Ofcom cannot assess broadcast content on the basis of clips shared on social media. They assess programmes in full – making decisions based on the content that is actually shown on the broadcast channel that they license.


It’s also worth remembering that a large volume of complaints doesn’t mean Ofcom is more likely to take action against a particular programme. They assess programmes that receive just one or two complaints alongside those that attract high numbers of complaints, and base their decisions on the rules set out in the broadcasting code, not on how many complaints they’ve received.


  • Context is key

When assessing programmes, Ofcom take a number of important contextual factors into account.
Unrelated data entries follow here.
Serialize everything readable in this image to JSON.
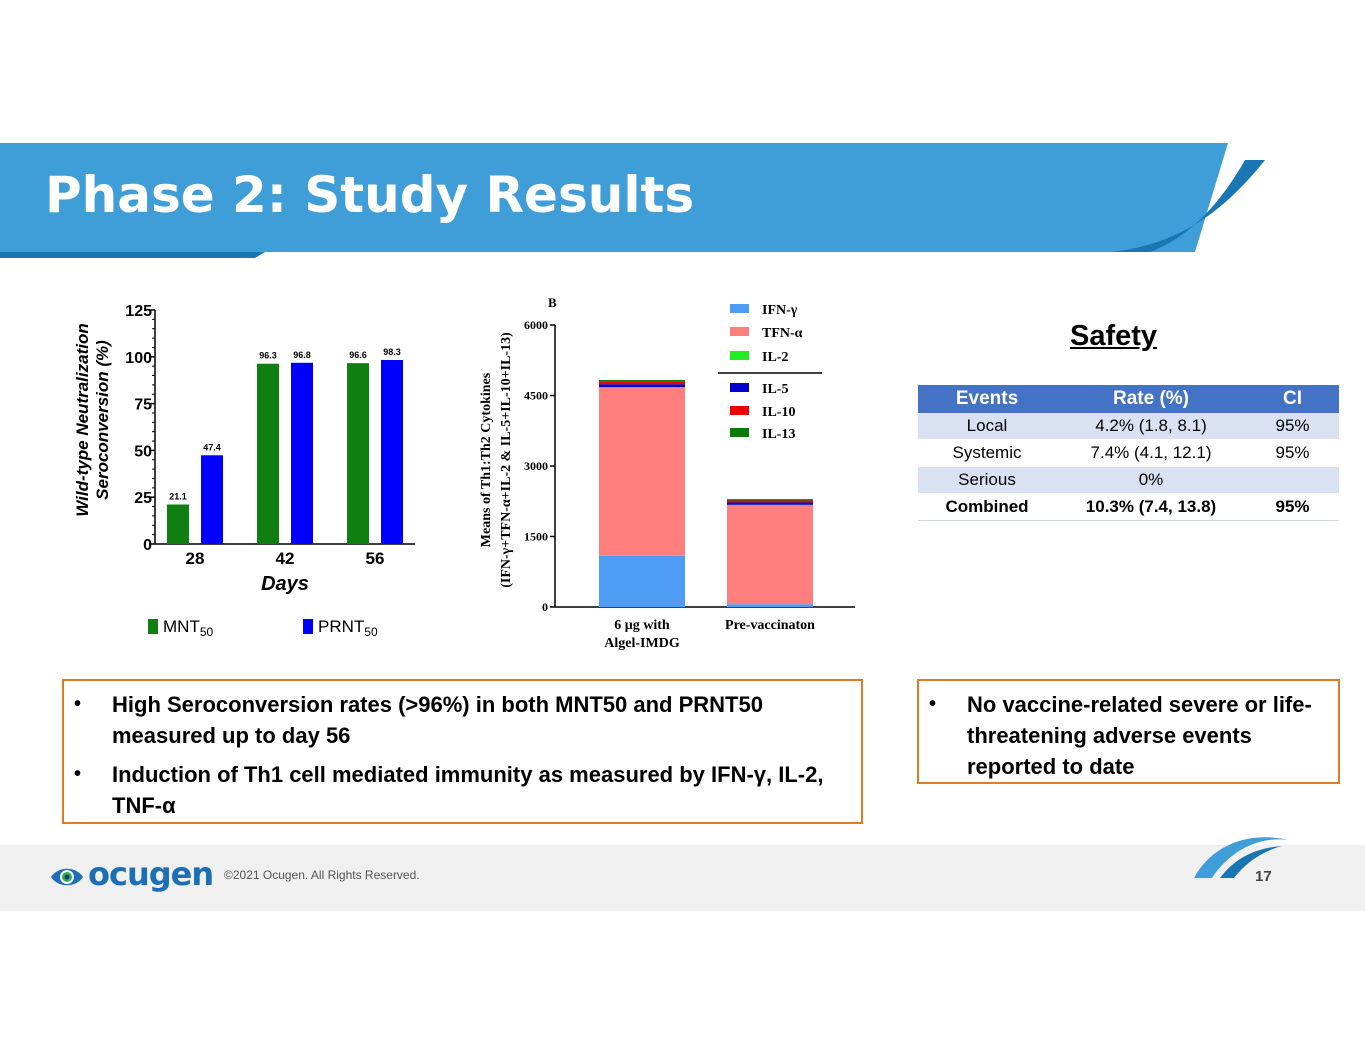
{
  "header": {
    "title": "Phase 2: Study Results"
  },
  "chart_left": {
    "type": "bar",
    "categories": [
      "28",
      "42",
      "56"
    ],
    "series": [
      {
        "name": "MNT",
        "subscript": "50",
        "color": "#0f7f12",
        "values": [
          21.1,
          96.3,
          96.6
        ]
      },
      {
        "name": "PRNT",
        "subscript": "50",
        "color": "#0000ff",
        "values": [
          47.4,
          96.8,
          98.3
        ]
      }
    ],
    "ylabel_line1": "Wild-type Neutralization",
    "ylabel_line2": "Seroconversion (%)",
    "xlabel": "Days",
    "ylim": [
      0,
      125
    ],
    "yticks": [
      "0",
      "25",
      "50",
      "75",
      "100",
      "125"
    ]
  },
  "chart_right": {
    "type": "stacked-bar",
    "panel_label": "B",
    "categories": [
      {
        "line1": "6 μg with",
        "line2": "Algel-IMDG"
      },
      {
        "line1": "Pre-vaccinaton",
        "line2": ""
      }
    ],
    "ylabel_line1": "Means of Th1:Th2 Cytokines",
    "ylabel_line2": "(IFN-γ+TFN-α+IL-2 & IL-5+IL-10+IL-13)",
    "ylim": [
      0,
      6000
    ],
    "yticks": [
      "0",
      "1500",
      "3000",
      "4500",
      "6000"
    ],
    "series": [
      {
        "name": "IFN-γ",
        "color": "#4f9cf5",
        "values": [
          1090,
          60
        ]
      },
      {
        "name": "TFN-α",
        "color": "#ff7f7f",
        "values": [
          3580,
          2110
        ]
      },
      {
        "name": "IL-2",
        "color": "#22ee22",
        "values": [
          10,
          5
        ]
      },
      {
        "name": "IL-5",
        "color": "#0000cc",
        "values": [
          60,
          50
        ]
      },
      {
        "name": "IL-10",
        "color": "#ee0000",
        "values": [
          50,
          40
        ]
      },
      {
        "name": "IL-13",
        "color": "#0a7a0a",
        "values": [
          40,
          30
        ]
      }
    ]
  },
  "safety": {
    "title": "Safety",
    "headers": [
      "Events",
      "Rate (%)",
      "CI"
    ],
    "rows": [
      {
        "event": "Local",
        "rate": "4.2% (1.8, 8.1)",
        "ci": "95%"
      },
      {
        "event": "Systemic",
        "rate": "7.4% (4.1, 12.1)",
        "ci": "95%"
      },
      {
        "event": "Serious",
        "rate": "0%",
        "ci": ""
      },
      {
        "event": "Combined",
        "rate": "10.3% (7.4, 13.8)",
        "ci": "95%"
      }
    ]
  },
  "bullets_left": [
    "High Seroconversion rates (>96%) in both MNT50 and PRNT50 measured up to day 56",
    "Induction of Th1 cell mediated immunity as measured by IFN-γ, IL-2, TNF-α"
  ],
  "bullets_right": [
    "No vaccine-related severe or life-threatening adverse events reported to date"
  ],
  "bullet_char": "•",
  "footer": {
    "logo": "ocugen",
    "copyright": "©2021  Ocugen. All Rights Reserved.",
    "page_number": "17"
  },
  "colors": {
    "banner": "#3f9dd8",
    "banner_dark": "#1a76b3",
    "box_border": "#e07a25"
  }
}
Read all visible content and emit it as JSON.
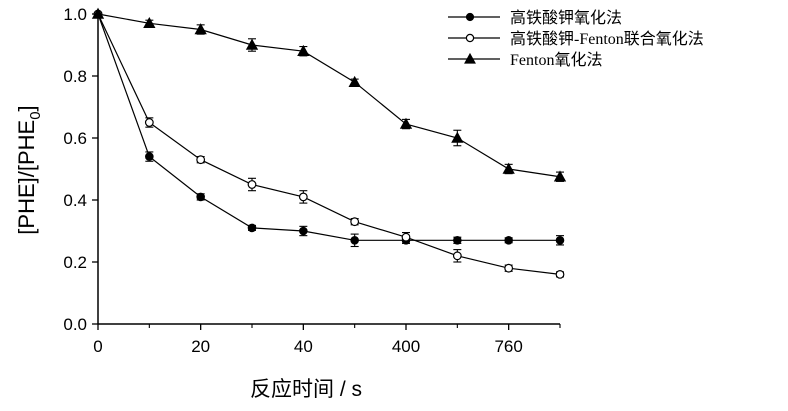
{
  "chart_data": {
    "type": "line",
    "ylabel_main": "[PHE]/[PHE",
    "ylabel_sub": "0",
    "ylabel_tail": "]",
    "xlabel": "反应时间 / s",
    "ylim": [
      0,
      1.0
    ],
    "y_ticks": [
      "0.0",
      "0.2",
      "0.4",
      "0.6",
      "0.8",
      "1.0"
    ],
    "x_ticks": [
      "0",
      "20",
      "40",
      "400",
      "760"
    ],
    "x_tick_positions": [
      0,
      20,
      40,
      60,
      80
    ],
    "xlim": [
      0,
      90
    ],
    "grid": false,
    "legend_position": "top-right",
    "x": [
      0,
      10,
      20,
      30,
      40,
      50,
      60,
      70,
      80,
      90
    ],
    "series": [
      {
        "name": "高铁酸钾氧化法",
        "marker": "filled-circle",
        "values": [
          1.0,
          0.54,
          0.41,
          0.31,
          0.3,
          0.27,
          0.27,
          0.27,
          0.27,
          0.27
        ],
        "errors": [
          0,
          0.015,
          0.01,
          0.008,
          0.015,
          0.02,
          0.01,
          0.01,
          0.008,
          0.015
        ]
      },
      {
        "name": "高铁酸钾-Fenton联合氧化法",
        "marker": "open-circle",
        "values": [
          1.0,
          0.65,
          0.53,
          0.45,
          0.41,
          0.33,
          0.28,
          0.22,
          0.18,
          0.16
        ],
        "errors": [
          0,
          0.015,
          0.01,
          0.02,
          0.02,
          0.01,
          0.015,
          0.02,
          0.01,
          0.008
        ]
      },
      {
        "name": "Fenton氧化法",
        "marker": "filled-triangle",
        "values": [
          1.0,
          0.97,
          0.95,
          0.9,
          0.88,
          0.78,
          0.645,
          0.6,
          0.5,
          0.475
        ],
        "errors": [
          0,
          0.01,
          0.015,
          0.02,
          0.015,
          0.01,
          0.015,
          0.025,
          0.015,
          0.015
        ]
      }
    ]
  }
}
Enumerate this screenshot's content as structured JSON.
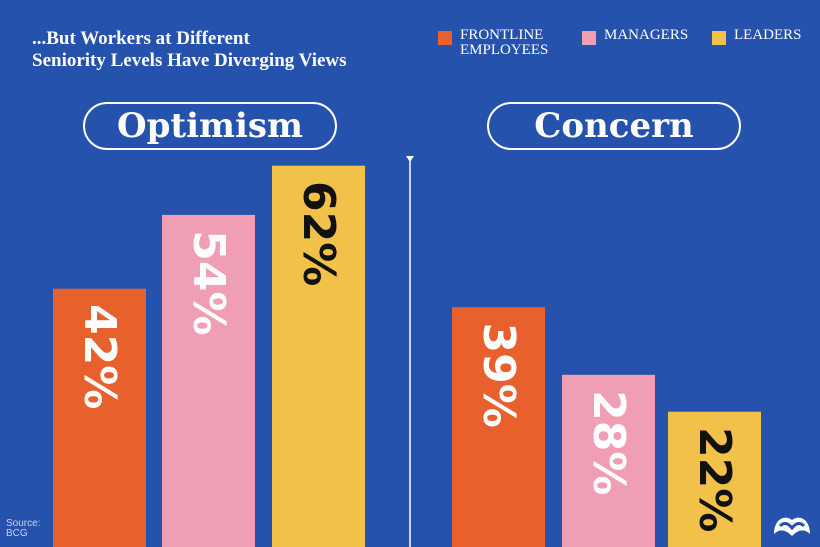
{
  "subtitle_lines": [
    "...But Workers at Different",
    "Seniority Levels Have Diverging Views"
  ],
  "legend": [
    {
      "label": "FRONTLINE EMPLOYEES",
      "color": "#e8602c"
    },
    {
      "label": "MANAGERS",
      "color": "#ef9eb3"
    },
    {
      "label": "LEADERS",
      "color": "#f2c14a"
    }
  ],
  "source": {
    "label": "Source:",
    "name": "BCG"
  },
  "logo_icon": "visual-capitalist-logo-icon",
  "chart_data": [
    {
      "type": "bar",
      "title": "Optimism",
      "categories": [
        "FRONTLINE EMPLOYEES",
        "MANAGERS",
        "LEADERS"
      ],
      "values": [
        42,
        54,
        62
      ],
      "value_labels": [
        "42%",
        "54%",
        "62%"
      ],
      "colors": [
        "#e8602c",
        "#ef9eb3",
        "#f2c14a"
      ],
      "label_colors": [
        "#ffffff",
        "#ffffff",
        "#111111"
      ],
      "unit": "%",
      "grid": false
    },
    {
      "type": "bar",
      "title": "Concern",
      "categories": [
        "FRONTLINE EMPLOYEES",
        "MANAGERS",
        "LEADERS"
      ],
      "values": [
        39,
        28,
        22
      ],
      "value_labels": [
        "39%",
        "28%",
        "22%"
      ],
      "colors": [
        "#e8602c",
        "#ef9eb3",
        "#f2c14a"
      ],
      "label_colors": [
        "#ffffff",
        "#ffffff",
        "#111111"
      ],
      "unit": "%",
      "grid": false
    }
  ]
}
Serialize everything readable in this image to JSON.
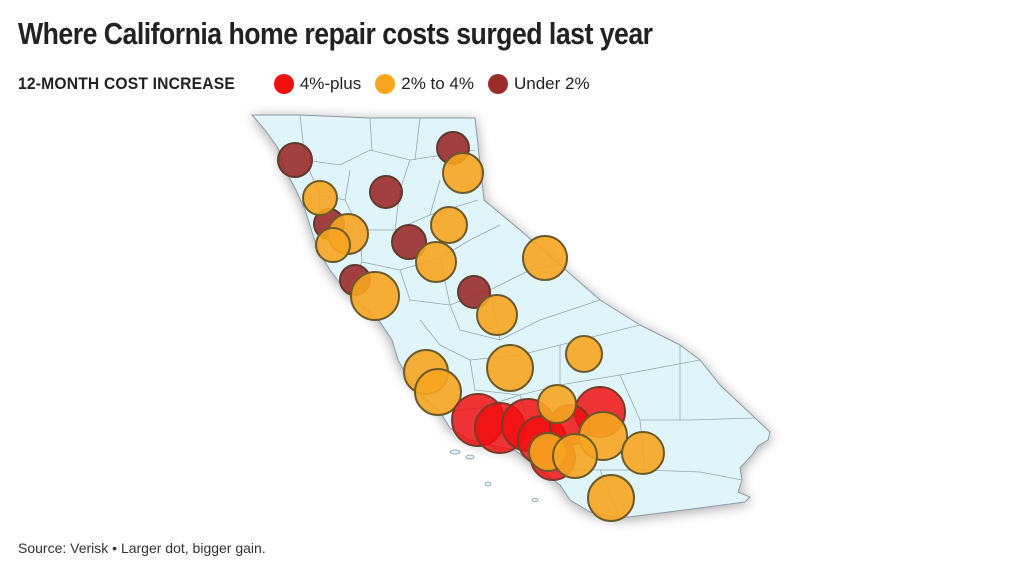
{
  "title": "Where California home repair costs surged last year",
  "legend": {
    "title": "12-MONTH COST INCREASE",
    "items": [
      {
        "label": "4%-plus",
        "color": "#f20f0f"
      },
      {
        "label": "2% to 4%",
        "color": "#f7a51f"
      },
      {
        "label": "Under 2%",
        "color": "#9b2c2c"
      }
    ]
  },
  "source": "Source: Verisk • Larger dot, bigger gain.",
  "colors": {
    "land": "#dff5fa",
    "county_lines": "#9aa6b2",
    "outline": "#8e97a3",
    "dot_stroke": "#5e5a36"
  },
  "icons": [
    "california-map",
    "legend-dot"
  ]
}
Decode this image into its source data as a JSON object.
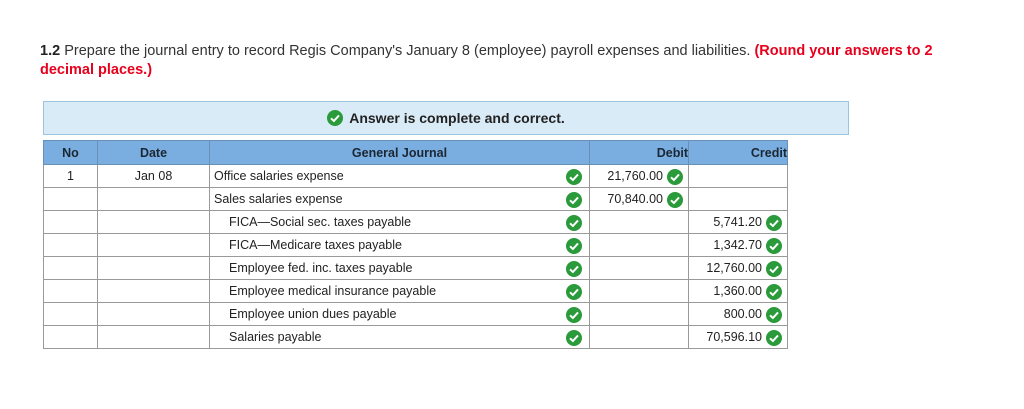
{
  "question": {
    "number": "1.2",
    "text": "Prepare the journal entry to record Regis Company's January 8 (employee) payroll expenses and liabilities.",
    "note": "(Round your answers to 2 decimal places.)"
  },
  "banner": {
    "text": "Answer is complete and correct.",
    "icon": "check-circle-icon"
  },
  "table": {
    "headers": {
      "no": "No",
      "date": "Date",
      "journal": "General Journal",
      "debit": "Debit",
      "credit": "Credit"
    },
    "rows": [
      {
        "no": "1",
        "date": "Jan 08",
        "account": "Office salaries expense",
        "debit": "21,760.00",
        "credit": ""
      },
      {
        "no": "",
        "date": "",
        "account": "Sales salaries expense",
        "debit": "70,840.00",
        "credit": ""
      },
      {
        "no": "",
        "date": "",
        "account": "FICA—Social sec. taxes payable",
        "debit": "",
        "credit": "5,741.20"
      },
      {
        "no": "",
        "date": "",
        "account": "FICA—Medicare taxes payable",
        "debit": "",
        "credit": "1,342.70"
      },
      {
        "no": "",
        "date": "",
        "account": "Employee fed. inc. taxes payable",
        "debit": "",
        "credit": "12,760.00"
      },
      {
        "no": "",
        "date": "",
        "account": "Employee medical insurance payable",
        "debit": "",
        "credit": "1,360.00"
      },
      {
        "no": "",
        "date": "",
        "account": "Employee union dues payable",
        "debit": "",
        "credit": "800.00"
      },
      {
        "no": "",
        "date": "",
        "account": "Salaries payable",
        "debit": "",
        "credit": "70,596.10"
      }
    ]
  },
  "colors": {
    "check": "#2a9a3b",
    "note": "#e8001c",
    "header": "#7aaee0",
    "banner": "#d9ebf7"
  }
}
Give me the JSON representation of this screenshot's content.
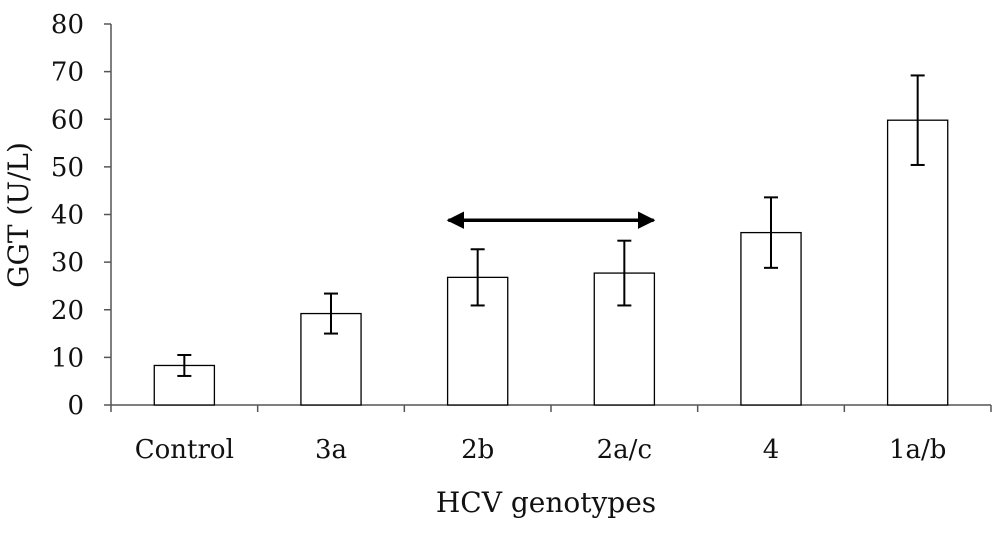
{
  "chart_data": {
    "type": "bar",
    "xlabel": "HCV genotypes",
    "ylabel": "GGT (U/L)",
    "ylim": [
      0,
      80
    ],
    "yticks": [
      0,
      10,
      20,
      30,
      40,
      50,
      60,
      70,
      80
    ],
    "categories": [
      "Control",
      "3a",
      "2b",
      "2a/c",
      "4",
      "1a/b"
    ],
    "values": [
      8.3,
      19.2,
      26.8,
      27.7,
      36.2,
      59.8
    ],
    "error": [
      2.2,
      4.2,
      5.9,
      6.8,
      7.4,
      9.4
    ],
    "annotations": [
      {
        "type": "double-arrow",
        "from_category": "2b",
        "to_category": "2a/c",
        "y": 38.8
      }
    ],
    "grid": false,
    "bar_fill": "#ffffff",
    "bar_stroke": "#000000"
  }
}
This might include, among other things: whether a warning was broadcast before a particular programme was shown; the time of day it was broadcast; whether the content of a programme was in line with what the audience was expecting to see; and whether a range of views were included.


But these factors might not be apparent in an edited  social media clip.


For example, a clip might only show a presenter or contributor expressing a view or an opinion that some people might find offensive or partial. So for people who see that clip, that’s the only view that’s represented.


However, in the wider context of the full programme or series there might be different views presented which challenge the opinion captured in the clip.


  • Freedom of expression is paramount

Finally, at the heart of Ofcom’s decision-making on TV complaints is broadcasters’ right to freedom of expression, and the right of you, the audience, to receive a range of information and ideas.


There is no right not to be offended by what you see on TV or hear on radio. Just because you dislike or are offended by a particular broadcast – whether that’s in a clip or a full programme – broadcasters have a right to freedom of expression. That means they have editorial freedom to transmit programmes that include controversial and challenging views, so long as the programme complies with the rules set out under the Broadcasting Code.


And where broadcasters fall short, Ofcom can step in to take action on behalf of viewers and listeners.